Custom Search

Saturday, January 17, 2009

Circuit City liquidating 567 U.S. stores

The second biggest electronic retailer and they couldn't find a buyer and will have to liquidate their remaining U.S. Stores. Over 30,000 employees will feel this.

Bankrupt Circuit City Stores Inc., the nation's second-biggest consumer electronics retailer, said Friday it failed to find a buyer and will liquidate its 567 U.S. stores. The closures could send another 30,000 people into the ranks of the unemployed.

"This is the only possible path for our company," James A. Marcum, acting chief executive, said in a statement. "We are extremely disappointed by this outcome."

The company had been seeking a buyer or a deal to refinance its debt, but the hobbled credit market and consumer worries proved insurmountable.

Circuit City isn't the only store this is happening to, as the article reports, KB Toys, department store chains Goody's Family Clothing and Gottschalks Inc...all suffering, with Goody's planning to liquidate and Gottschalks planning to reorganize. Both filed for bankruptcy this week.

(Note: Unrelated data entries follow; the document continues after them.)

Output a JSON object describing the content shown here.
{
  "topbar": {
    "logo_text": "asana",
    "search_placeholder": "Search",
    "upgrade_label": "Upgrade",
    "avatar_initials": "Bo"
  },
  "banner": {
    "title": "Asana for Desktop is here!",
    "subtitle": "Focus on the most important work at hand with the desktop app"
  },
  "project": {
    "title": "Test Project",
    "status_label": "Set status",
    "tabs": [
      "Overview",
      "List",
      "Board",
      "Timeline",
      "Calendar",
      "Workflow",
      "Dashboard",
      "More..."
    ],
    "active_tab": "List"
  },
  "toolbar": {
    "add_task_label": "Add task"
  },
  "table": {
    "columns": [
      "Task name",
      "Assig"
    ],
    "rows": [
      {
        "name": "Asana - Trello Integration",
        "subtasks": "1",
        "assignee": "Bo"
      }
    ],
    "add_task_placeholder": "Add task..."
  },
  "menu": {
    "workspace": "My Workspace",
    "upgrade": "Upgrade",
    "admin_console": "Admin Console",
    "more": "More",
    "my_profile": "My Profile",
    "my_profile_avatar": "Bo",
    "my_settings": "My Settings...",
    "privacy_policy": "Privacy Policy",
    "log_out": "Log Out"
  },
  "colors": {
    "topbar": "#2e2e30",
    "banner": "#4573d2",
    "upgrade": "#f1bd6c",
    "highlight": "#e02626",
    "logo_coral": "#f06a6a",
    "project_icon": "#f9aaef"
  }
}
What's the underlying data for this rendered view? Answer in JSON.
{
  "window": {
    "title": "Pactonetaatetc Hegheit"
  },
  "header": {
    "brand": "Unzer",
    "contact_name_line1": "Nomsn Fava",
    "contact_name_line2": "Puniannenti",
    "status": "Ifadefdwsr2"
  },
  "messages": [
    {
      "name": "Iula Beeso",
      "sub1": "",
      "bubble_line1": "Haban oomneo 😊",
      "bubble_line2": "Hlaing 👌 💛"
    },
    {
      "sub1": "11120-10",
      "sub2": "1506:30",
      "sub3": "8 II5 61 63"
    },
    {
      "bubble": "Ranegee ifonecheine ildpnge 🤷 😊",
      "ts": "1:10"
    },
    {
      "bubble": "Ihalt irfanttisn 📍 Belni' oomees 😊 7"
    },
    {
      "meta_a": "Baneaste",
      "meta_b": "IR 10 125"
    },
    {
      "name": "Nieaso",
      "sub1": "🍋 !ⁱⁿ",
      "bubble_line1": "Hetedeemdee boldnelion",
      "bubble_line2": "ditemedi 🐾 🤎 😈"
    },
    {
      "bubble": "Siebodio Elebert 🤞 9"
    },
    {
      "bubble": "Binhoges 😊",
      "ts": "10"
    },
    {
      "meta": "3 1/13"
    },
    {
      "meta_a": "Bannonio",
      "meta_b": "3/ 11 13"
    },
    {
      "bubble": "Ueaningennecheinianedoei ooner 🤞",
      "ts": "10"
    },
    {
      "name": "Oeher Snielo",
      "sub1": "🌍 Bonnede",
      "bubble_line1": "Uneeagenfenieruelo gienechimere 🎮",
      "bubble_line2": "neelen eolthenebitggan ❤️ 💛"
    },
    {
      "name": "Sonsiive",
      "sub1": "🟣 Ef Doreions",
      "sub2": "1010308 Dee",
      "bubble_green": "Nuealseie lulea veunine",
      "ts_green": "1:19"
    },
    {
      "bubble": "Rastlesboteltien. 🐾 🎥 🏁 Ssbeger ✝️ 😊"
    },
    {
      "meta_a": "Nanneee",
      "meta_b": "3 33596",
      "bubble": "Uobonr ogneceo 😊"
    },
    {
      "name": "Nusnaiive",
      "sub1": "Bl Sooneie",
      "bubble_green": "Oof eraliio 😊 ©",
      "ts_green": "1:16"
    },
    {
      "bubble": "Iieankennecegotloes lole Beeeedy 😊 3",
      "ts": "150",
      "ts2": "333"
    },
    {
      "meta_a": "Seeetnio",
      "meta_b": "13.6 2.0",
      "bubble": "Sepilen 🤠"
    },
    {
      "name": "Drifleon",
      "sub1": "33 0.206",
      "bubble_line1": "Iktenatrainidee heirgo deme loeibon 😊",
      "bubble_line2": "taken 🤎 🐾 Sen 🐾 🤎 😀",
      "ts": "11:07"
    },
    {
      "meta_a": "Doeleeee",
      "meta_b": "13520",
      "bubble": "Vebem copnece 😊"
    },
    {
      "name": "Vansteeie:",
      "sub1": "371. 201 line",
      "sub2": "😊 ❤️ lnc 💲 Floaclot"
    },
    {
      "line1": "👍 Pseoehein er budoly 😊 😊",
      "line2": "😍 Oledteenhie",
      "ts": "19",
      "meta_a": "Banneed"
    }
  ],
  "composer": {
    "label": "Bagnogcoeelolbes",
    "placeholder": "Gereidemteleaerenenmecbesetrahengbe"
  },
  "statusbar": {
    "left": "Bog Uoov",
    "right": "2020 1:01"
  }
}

"Regrettably for the more than 30,000 employees of Circuit City and our loyal customers, we were unable to reach an agreement with our creditors and lenders," Marcum said.

Shareholders are likely to receive nothing, as is typical in bankruptcy cases. It was unclear what would happen to the company's 765 retail stores and dealer outlets in Canada.

"Very, very sad," said Alan L. Wurtzel, the son of company founder Samuel S. Wurtzel, and the chief executive from 1972 to 1986, board chairman from 1986 to 1994 and vice chairman until 2001. "I feel particularly badly for the people are employed or until recently were employed."

I really do not want to sound cold-hearted here, but we are a nation that has over done, over stretched and for many years I have asked how these competitors could build practically on top of each other and still make enough money to stay in business.

In some places there are multiple stores supplying the same need, all within 2 or 3 mile radius, eventually this type of over competing was going to cause one to come out on top and one to lose.

Sure, if the economy was better they might have been able to hold out a little longer, but that would have been postponing the inevitable.

Competition is great, it is the spirit of capitalism, but choosing smart locations to supply a need that isn't being supplied already is at the heart of good business planning, and for many businesses nowadays, the first instinct is to build on top of another supplier, try to get their existing customers instead of staking out and area of their own.

Much of this was bound to happen and while I hate it for the employees that will suddenly find themselves job-hunting, a little weeding out truly might be a good thing in the long term.